Hannah Arendt in Hamburg: Clara Maier zur Rede bei der Verleihung des Lessingpreises 1959

Hannah Arendt gehört zu den bedeutenden Politischen Theoretikern des 20. Jahrhunderts. Ihre Hamburger Rede vom 28. September 1959 trägt den Titel ‘Von der Menschlichkeit in finsteren Zeiten’“. Zusammen mit flankierenden Texten ist ihre Lessingrede, herausgegeben von Matthias Bormuth, in diesem Jahr bei Matthes und Seitz (Berlin) in dem Buch ‚Freundschaft in finsteren Zeiten‘ neu erschienen.

Clara Maier ist Ideenhistorikerin und wissenschaftliche Mitarbeiterin am Hamburger Institut für Sozialforschung und hat 2016 an der Universität Cambridge zu Debatten um den „Deutschen Sonderweg“ promoviert. Sie ist Autorin von „Gehegte Demokratie. Zur Idee des Rechtsstaats in Deutschland und Spanien“, Mittelweg 36 (2018).


Ei des Kolumbus – so umschrieb Hannah Arendt den Lessing-Preis der Freien und Hansestadt Hamburg, als sie diesen vor sechzig Jahren entgegennahm.[1] Arendt ironisierte gegen die, wie sie wohl fand, etwas gewaltsame Aneignung des Hamburger Senats, dessen Verhältnis zu Lessing ein nicht eben einfaches war. Schließlich hatte der Hamburger Senat nicht nur einst Lessings Stücke verboten, und verfügt, von dessen Tod 1781 „keine Notiz zu nehmen“,[2] der Lessing-Preis selbst war in der Nazi-Zeit zu einem „Instrument nationalsozialistischer Literaturpolitik“ verkommen.[3]

Arendt traf auf eine deutsche Gesellschaft, die in einem schwierigen Verhältnis nicht nur zu ihrer unmittelbaren Vergangenheit stand, sondern auch zu den positiven Aspekten ihrer Geschichte.
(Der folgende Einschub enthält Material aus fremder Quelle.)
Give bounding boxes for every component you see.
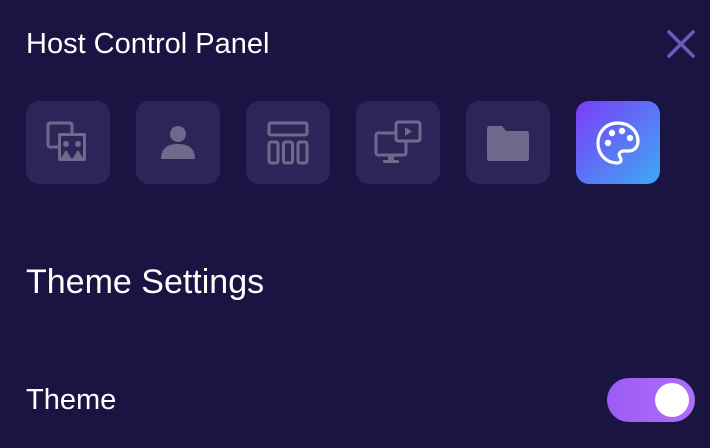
- tab-swap-users[interactable]: [26, 101, 110, 184]
- screen-media-icon: [374, 120, 422, 163]
- theme-toggle[interactable]: [607, 378, 695, 422]
- tab-theme[interactable]: [576, 101, 660, 184]
- close-icon: [667, 30, 695, 58]
- toggle-knob: [655, 383, 689, 417]
- tab-screen-media[interactable]: [356, 101, 440, 184]
- tab-bar: [26, 101, 660, 184]
- layout-grid-icon: [267, 121, 309, 164]
- tab-folder[interactable]: [466, 101, 550, 184]
- tab-user[interactable]: [136, 101, 220, 184]
- user-icon: [161, 125, 195, 159]
- tab-layout[interactable]: [246, 101, 330, 184]
- folder-icon: [487, 125, 529, 161]
- panel-title: Host Control Panel: [26, 28, 270, 60]
- theme-setting-label: Theme: [26, 384, 117, 416]
- palette-icon: [596, 120, 640, 165]
- close-button[interactable]: [664, 27, 698, 61]
- swap-users-icon: [46, 121, 86, 161]
- section-title: Theme Settings: [26, 263, 265, 301]
- host-control-panel: Host Control Panel Theme Settings Theme: [0, 0, 710, 448]
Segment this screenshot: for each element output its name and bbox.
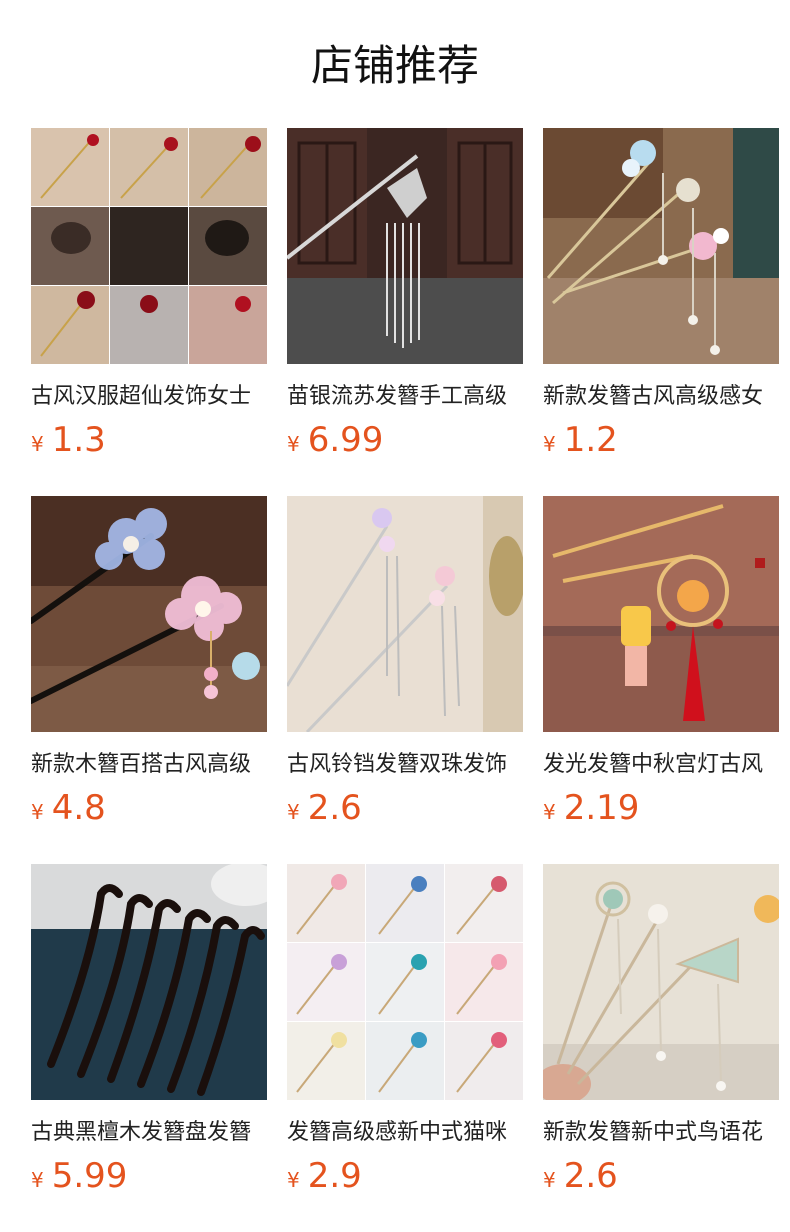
- price-value: 2.6: [563, 1156, 618, 1196]
- page-title: 店铺推荐: [310, 41, 479, 90]
- product-image[interactable]: [31, 128, 267, 364]
- product-name[interactable]: 新款发簪古风高级感女: [543, 380, 779, 414]
- currency-symbol: ¥: [287, 432, 300, 456]
- currency-symbol: ¥: [543, 1168, 556, 1192]
- price-value: 2.9: [307, 1156, 362, 1196]
- price-value: 1.3: [51, 420, 106, 460]
- product-name[interactable]: 发光发簪中秋宫灯古风: [543, 748, 779, 782]
- currency-symbol: ¥: [287, 1168, 300, 1192]
- currency-symbol: ¥: [31, 800, 44, 824]
- product-name[interactable]: 古风汉服超仙发饰女士: [31, 380, 267, 414]
- product-price: ¥1.3: [31, 418, 106, 462]
- price-value: 5.99: [51, 1156, 128, 1196]
- product-name[interactable]: 古典黑檀木发簪盘发簪: [31, 1116, 267, 1150]
- currency-symbol: ¥: [31, 432, 44, 456]
- product-name[interactable]: 新款木簪百搭古风高级: [31, 748, 267, 782]
- product-name[interactable]: 苗银流苏发簪手工高级: [287, 380, 523, 414]
- product-price: ¥2.9: [287, 1154, 362, 1198]
- product-name[interactable]: 古风铃铛发簪双珠发饰: [287, 748, 523, 782]
- product-price: ¥6.99: [287, 418, 383, 462]
- currency-symbol: ¥: [543, 432, 556, 456]
- product-image[interactable]: [31, 496, 267, 732]
- currency-symbol: ¥: [543, 800, 556, 824]
- product-image[interactable]: [287, 864, 523, 1100]
- product-price: ¥1.2: [543, 418, 618, 462]
- currency-symbol: ¥: [287, 800, 300, 824]
- product-image[interactable]: [543, 864, 779, 1100]
- product-image[interactable]: [287, 128, 523, 364]
- product-name[interactable]: 新款发簪新中式鸟语花: [543, 1116, 779, 1150]
- product-name[interactable]: 发簪高级感新中式猫咪: [287, 1116, 523, 1150]
- product-price: ¥5.99: [31, 1154, 127, 1198]
- price-value: 1.2: [563, 420, 618, 460]
- product-price: ¥2.19: [543, 786, 639, 830]
- price-value: 2.19: [563, 788, 640, 828]
- product-image[interactable]: [543, 128, 779, 364]
- product-price: ¥4.8: [31, 786, 106, 830]
- product-image[interactable]: [31, 864, 267, 1100]
- product-price: ¥2.6: [287, 786, 362, 830]
- price-value: 2.6: [307, 788, 362, 828]
- price-value: 4.8: [51, 788, 106, 828]
- product-price: ¥2.6: [543, 1154, 618, 1198]
- product-image[interactable]: [543, 496, 779, 732]
- product-image[interactable]: [287, 496, 523, 732]
- currency-symbol: ¥: [31, 1168, 44, 1192]
- price-value: 6.99: [307, 420, 384, 460]
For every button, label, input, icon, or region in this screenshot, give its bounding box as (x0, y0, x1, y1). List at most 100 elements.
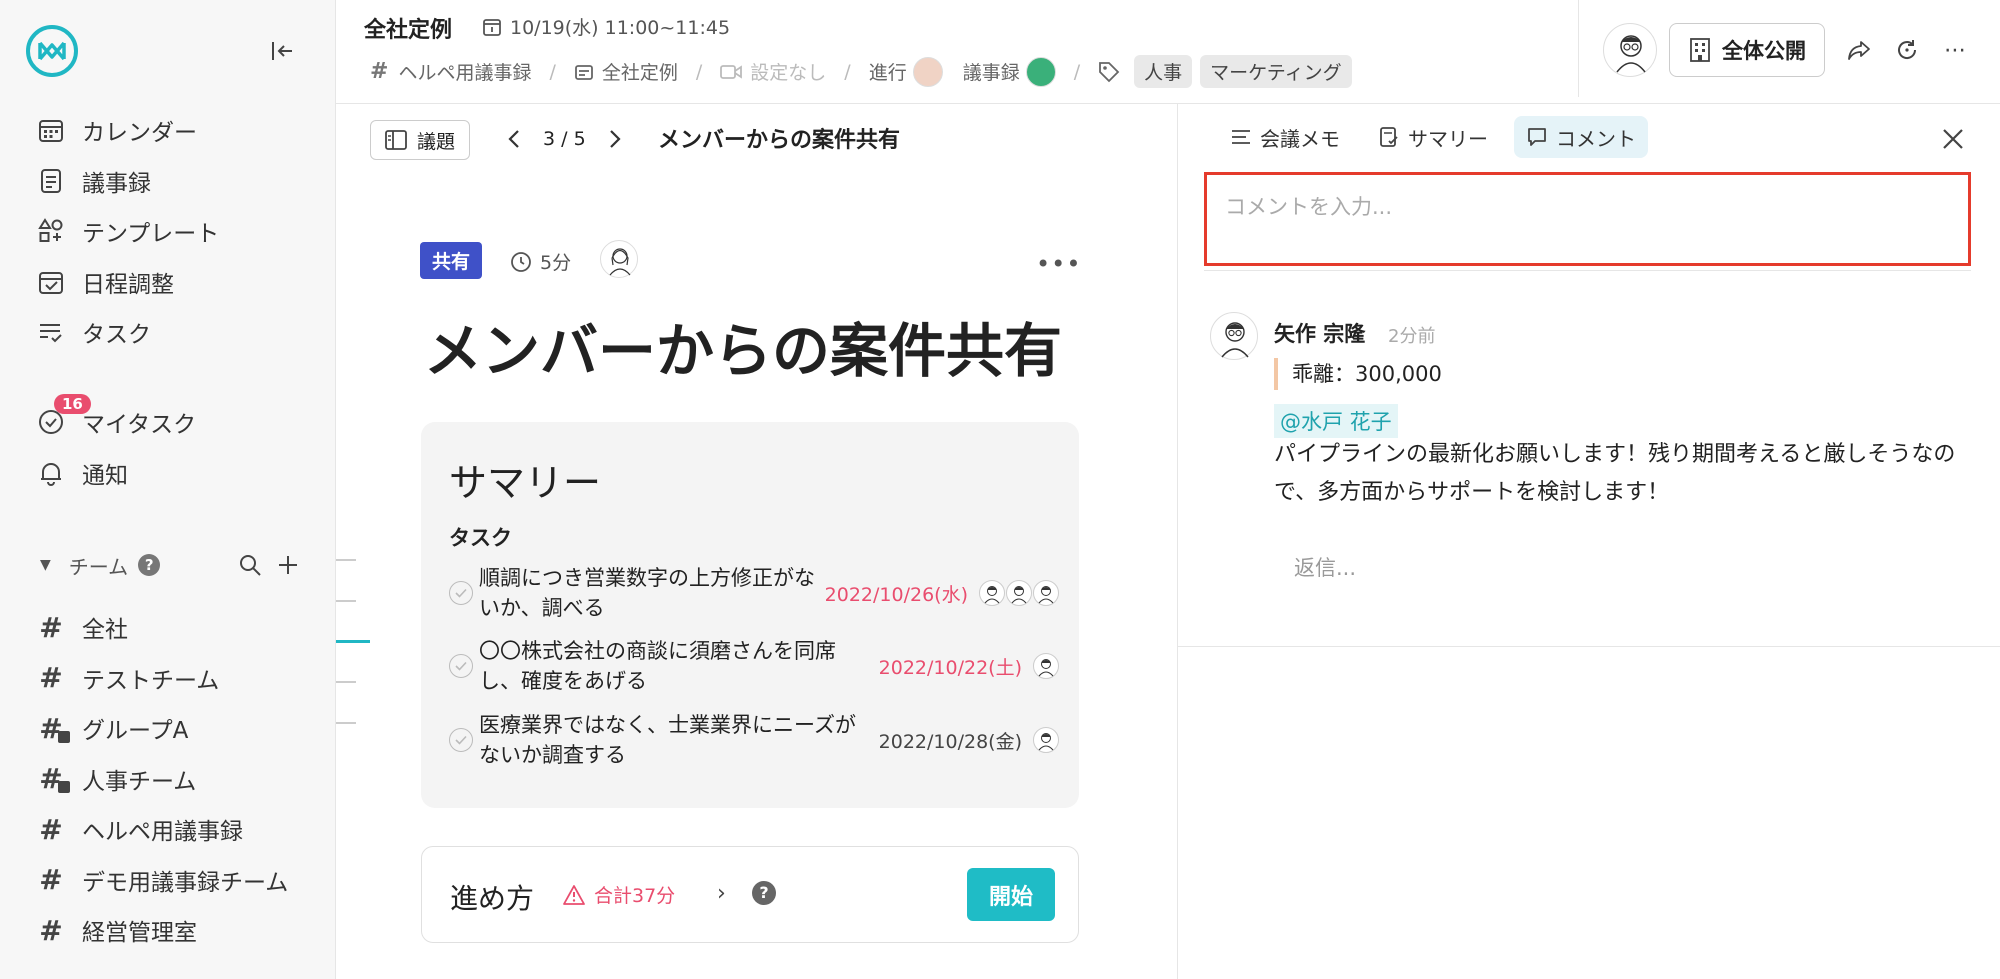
sidebar-item-tasks[interactable]: タスク (36, 310, 151, 354)
check-circle-icon: 16 (36, 394, 91, 437)
sidebar-team-item[interactable]: # グループA (36, 706, 188, 750)
sidebar-team-item[interactable]: # 全社 (36, 605, 128, 649)
task-row[interactable]: 医療業界ではなく、士業業界にニーズがないか調査する 2022/10/28(金) (449, 710, 1059, 770)
sidebar-item-template[interactable]: テンプレート (36, 209, 219, 253)
sidebar-team-item[interactable]: # テストチーム (36, 656, 219, 700)
hash-icon: # (39, 863, 63, 896)
task-due-date[interactable]: 2022/10/28(金) (879, 727, 1022, 754)
start-button[interactable]: 開始 (967, 868, 1055, 921)
panel-tabs: 会議メモ サマリー コメント (1218, 116, 1662, 158)
expand-chevron-icon[interactable]: › (717, 881, 726, 906)
current-topic-title: メンバーからの案件共有 (658, 128, 901, 153)
meeting-title: 全社定例 (364, 18, 453, 43)
sidebar-item-calendar[interactable]: カレンダー (36, 108, 197, 152)
locked-channel-icon: # (36, 712, 70, 745)
separator: / (549, 60, 556, 83)
assignee-avatar[interactable] (979, 580, 1005, 606)
task-checkbox[interactable] (449, 654, 473, 678)
tag-chip[interactable]: マーケティング (1200, 55, 1352, 88)
minutes-taker-avatar[interactable] (1025, 56, 1056, 87)
comment-quote: 乖離：300,000 (1274, 358, 1442, 390)
outline-marker[interactable] (336, 600, 356, 602)
task-due-date[interactable]: 2022/10/26(水) (825, 580, 968, 607)
app-logo-icon[interactable] (25, 24, 79, 78)
meeting-datetime: 10/19(水) 11:00~11:45 (482, 13, 730, 40)
topic-owner-avatar[interactable] (600, 240, 638, 278)
owner-avatar[interactable] (1603, 23, 1657, 77)
task-due-date[interactable]: 2022/10/22(土) (879, 653, 1022, 680)
sidebar-team-label: 人事チーム (82, 768, 197, 795)
sidebar-team-item[interactable]: # ヘルペ用議事録 (36, 807, 243, 851)
comment-mention[interactable]: @水戸 花子 (1274, 404, 1398, 438)
sidebar-team-item[interactable]: # 人事チーム (36, 757, 196, 801)
search-icon[interactable] (238, 553, 262, 577)
tag-chip[interactable]: 人事 (1134, 55, 1193, 88)
tab-meeting-memo[interactable]: 会議メモ (1218, 116, 1352, 158)
help-icon[interactable]: ? (138, 554, 161, 576)
prev-topic-icon[interactable] (501, 124, 527, 154)
topic-heading: メンバーからの案件共有 (424, 317, 1063, 385)
sidebar-item-schedule[interactable]: 日程調整 (36, 260, 174, 304)
share-tag[interactable]: 共有 (420, 242, 483, 279)
task-text: 〇〇株式会社の商談に須磨さんを同席し、確度をあげる (479, 639, 836, 693)
meeting-series-icon (574, 62, 594, 82)
tab-comments[interactable]: コメント (1514, 116, 1648, 158)
topic-more-options-icon[interactable]: ••• (1036, 250, 1081, 278)
lock-icon (58, 781, 70, 793)
sidebar: カレンダー 議事録 テンプレート 日程調整 タスク 16 マイタスク 通知 ▼ … (0, 0, 336, 979)
assignee-avatar[interactable] (1033, 580, 1059, 606)
refresh-icon[interactable] (1891, 34, 1923, 66)
comment-author-avatar[interactable] (1210, 312, 1258, 360)
collapse-sidebar-icon[interactable] (268, 36, 298, 66)
clock-icon (510, 251, 532, 273)
team-section-header[interactable]: ▼ チーム ? (40, 547, 300, 583)
datetime-text: 10/19(水) 11:00~11:45 (510, 17, 731, 39)
assignee-avatar[interactable] (1033, 653, 1059, 679)
task-checkbox[interactable] (449, 728, 473, 752)
task-assignees[interactable] (1032, 653, 1059, 679)
sidebar-item-my-tasks[interactable]: 16 マイタスク (36, 394, 196, 444)
calendar-icon (36, 115, 66, 145)
help-icon[interactable]: ? (752, 881, 776, 905)
video-setting[interactable]: 設定なし (750, 58, 826, 85)
outline-marker[interactable] (336, 681, 356, 683)
task-assignees[interactable] (978, 580, 1059, 606)
visibility-button[interactable]: 全体公開 (1669, 23, 1825, 77)
sidebar-item-notifications[interactable]: 通知 (36, 451, 128, 495)
task-checkbox[interactable] (449, 581, 473, 605)
close-panel-icon[interactable] (1938, 124, 1968, 154)
topic-duration[interactable]: 5分 (510, 248, 571, 275)
more-options-icon[interactable]: ⋯ (1939, 34, 1971, 66)
locked-channel-icon: # (36, 762, 70, 795)
task-row[interactable]: 〇〇株式会社の商談に須磨さんを同席し、確度をあげる 2022/10/22(土) (449, 636, 1059, 696)
share-icon[interactable] (1843, 34, 1875, 66)
agenda-toggle-button[interactable]: 議題 (370, 120, 471, 160)
comments-panel: 会議メモ サマリー コメント 矢作 宗隆 2分前 乖離：300,000 @水戸 … (1177, 104, 2000, 979)
team-header-label: チーム (68, 554, 129, 579)
outline-marker[interactable] (336, 559, 356, 561)
sidebar-item-minutes[interactable]: 議事録 (36, 159, 151, 203)
add-team-icon[interactable] (276, 553, 300, 577)
assignee-avatar[interactable] (1006, 580, 1032, 606)
sidebar-panel-icon (385, 130, 407, 150)
tab-summary[interactable]: サマリー (1366, 116, 1500, 158)
facilitator-avatar[interactable] (912, 56, 943, 87)
agenda-main: 議題 3 / 5 メンバーからの案件共有 共有 5分 ••• メンバーからの案件… (336, 104, 1177, 979)
reply-input[interactable]: 返信... (1294, 552, 1356, 582)
next-topic-icon[interactable] (602, 124, 628, 154)
sidebar-team-label: グループA (82, 718, 189, 744)
task-row[interactable]: 順調につき営業数字の上方修正がないか、調べる 2022/10/26(水) (449, 563, 1059, 623)
comment-input[interactable] (1204, 172, 1971, 266)
outline-marker[interactable] (336, 722, 356, 724)
assignee-avatar[interactable] (1033, 727, 1059, 753)
progress-title: 進め方 (450, 882, 535, 915)
task-assignees[interactable] (1032, 727, 1059, 753)
channel-link[interactable]: ヘルペ用議事録 (398, 58, 531, 85)
sidebar-team-item[interactable]: # 経営管理室 (36, 908, 197, 952)
outline-marker-active[interactable] (336, 640, 370, 643)
progress-card: 進め方 合計37分 › ? 開始 (421, 846, 1079, 943)
separator: / (844, 60, 851, 83)
sidebar-team-item[interactable]: # デモ用議事録チーム (36, 858, 288, 902)
caret-down-icon[interactable]: ▼ (40, 557, 51, 573)
meeting-series-link[interactable]: 全社定例 (602, 58, 678, 85)
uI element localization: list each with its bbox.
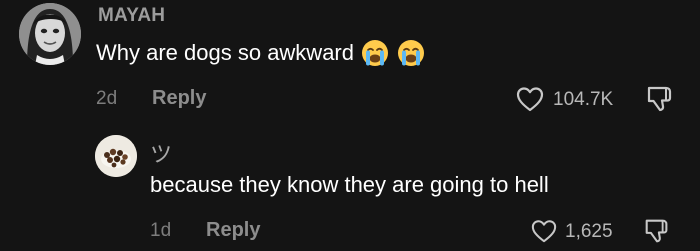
reply-dislike-button[interactable] <box>642 216 672 246</box>
reply-like-count: 1,625 <box>565 221 613 242</box>
reply-avatar[interactable] <box>95 135 137 177</box>
reply-text: because they know they are going to hell <box>150 172 549 197</box>
like-count: 104.7K <box>553 89 614 110</box>
comment-age: 2d <box>96 88 118 109</box>
heart-icon <box>516 87 544 112</box>
comment-username[interactable]: MAYAH <box>98 5 165 27</box>
reply-button[interactable]: Reply <box>152 87 206 110</box>
like-button[interactable] <box>515 85 545 113</box>
thumbs-down-icon <box>645 219 668 243</box>
reply-username[interactable]: ツ <box>150 137 172 169</box>
avatar-image <box>19 3 81 65</box>
reply-reply-button[interactable]: Reply <box>206 219 260 242</box>
thumbs-down-icon <box>647 86 672 112</box>
loudly-crying-face-icon <box>396 38 426 68</box>
reply-avatar-image <box>95 135 137 177</box>
comment-body: Why are dogs so awkward <box>96 38 426 68</box>
comment-text: Why are dogs so awkward <box>96 40 354 65</box>
dislike-button[interactable] <box>644 83 676 115</box>
heart-icon <box>531 220 557 243</box>
loudly-crying-face-icon <box>360 38 390 68</box>
reply-like-button[interactable] <box>530 218 558 244</box>
avatar[interactable] <box>19 3 81 65</box>
reply-age: 1d <box>150 220 172 241</box>
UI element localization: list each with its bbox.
Zum einen konnte eine Anknüpfung an die deutsche Aufklärung, an Lessing, Kant, Herder und Andere in der unmittelbaren Nachkriegszeit als Korrektiv zu einer allzu einseitigen Geschichtsschreibung dienen. Arendt selbst hatte schon in den 1940er Jahren gegen eine Geschichtsschreibung argumentiert, die die deutsche Vergangenheit schlechthin als problematisch, gar als eine Einbahnstraße hin zum Nationalsozialismus, darstellte. Zum anderen konnte die positive Aneignung gerade von Figuren wie Lessing aber auch dazu dienen, Kontinuitäten zu überdecken und das emanzipative Potential einzelner Figuren der deutschen Ideengeschichte zu überschätzen.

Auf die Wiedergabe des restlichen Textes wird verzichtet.